Below we use Bochner measurability and Bochner integral. Let $T>0$ and $p \in [1, \infty)$. Let $X :=[0, T]$ and $Y:= \mathbb R^d$. Let $L^p_{\text{loc}} (Y)$ be the space of measurable functions $f:Y \to \mathbb R$ such that $$ \|f\|_{L^p_{\text{loc}}} := \sup_{y \in Y} \|1_{B(y, 1)} f\|_{L^p} < \infty, $$ where $B(y, 1)$ is the open unit ball centered at $y$. Then $(L^p_{\text{loc}} (Y), \|\cdot\|_{L^p_{\text{loc}}})$ is complete but not separable. Let $(y_m)$ be a countable dense subset of $Y$. The sphere has Lebesgue measure $0$. Then by dominated convergence theorem (DCT), $$ \|f\|_{L^p_{\text{loc}}} = \sup_{m \in \mathbb N} \|1_{B(y_m, 1)} f\|_{L^p} \quad \forall f \in L^p_{\text{loc}} (Y). $$
I'm trying to prove a statement in a thread, i.e.,
(S2) Let $f:X \times Y \to \mathbb R$ be measurable such that $f(x, \cdot) \in L^p_{\text{loc}} (Y)$ for a.e. $x \in X$. The map $G: X \to \mathbb R, x \mapsto \|f(x, \cdot)\|_{L^p_{\text{loc}}}$ is measurable.

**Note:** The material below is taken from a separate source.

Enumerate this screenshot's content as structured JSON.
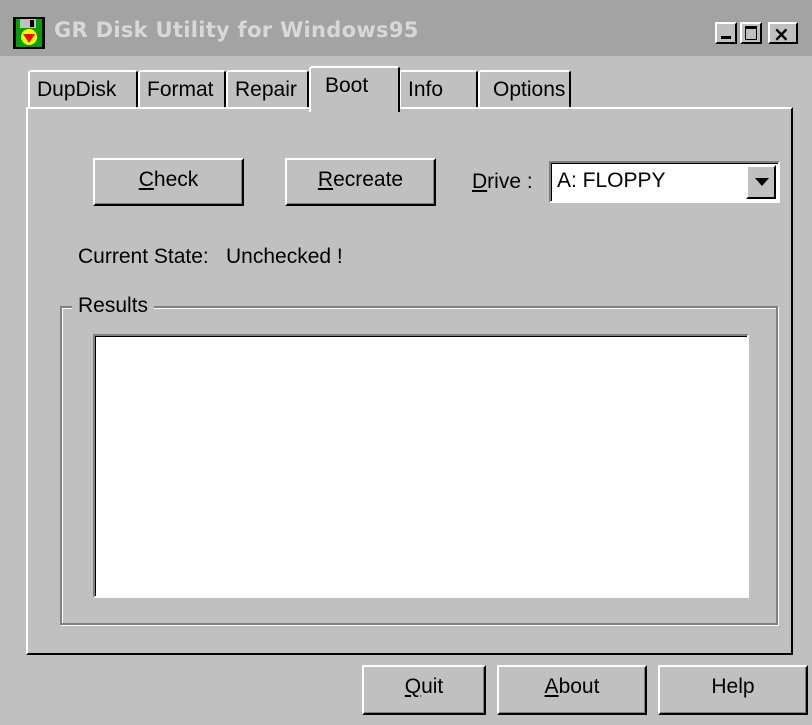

There are possibly subtle mistakes that I could not recognize in below attempt. Could you please have a check on it?
Let $f_n:X \times Y \to \mathbb R, (x, y) \mapsto f(x, y) 1_{B(y_n, 1)}(y)$. Then $f_n$ is the restriction of $f$ to the measurable subset $X \times B(y_n, 1)$. Then $f_n$ is measurable. Let $$ F_n: X \to L^p (Y), x \mapsto f_n(x, \cdot),\\ G_n: X \to \mathbb R, x \mapsto \|f_n(x, \cdot)\|_{L^p}. $$
Then $G =\sup_n G_n$ everywhere. It suffices to prove that $F_n$ is measurable.
Lemma Let $f:X \times Y \to \mathbb R$ be measurable such that $f(x, \cdot) \in L^p (Y)$ for a.e. $x \in X$. Then $F: X \to L^p (Y), x \mapsto f(x, \cdot)$ is measurable.
By Lemma, $F_n$ is measurable. On the other hand, the norm $\|\cdot\|_{L^p}$ is continuous and thus (Borel) measurable. Then $G_n = \|\cdot\|_{L^p} \circ F_n$ is measurable. This completes the proof.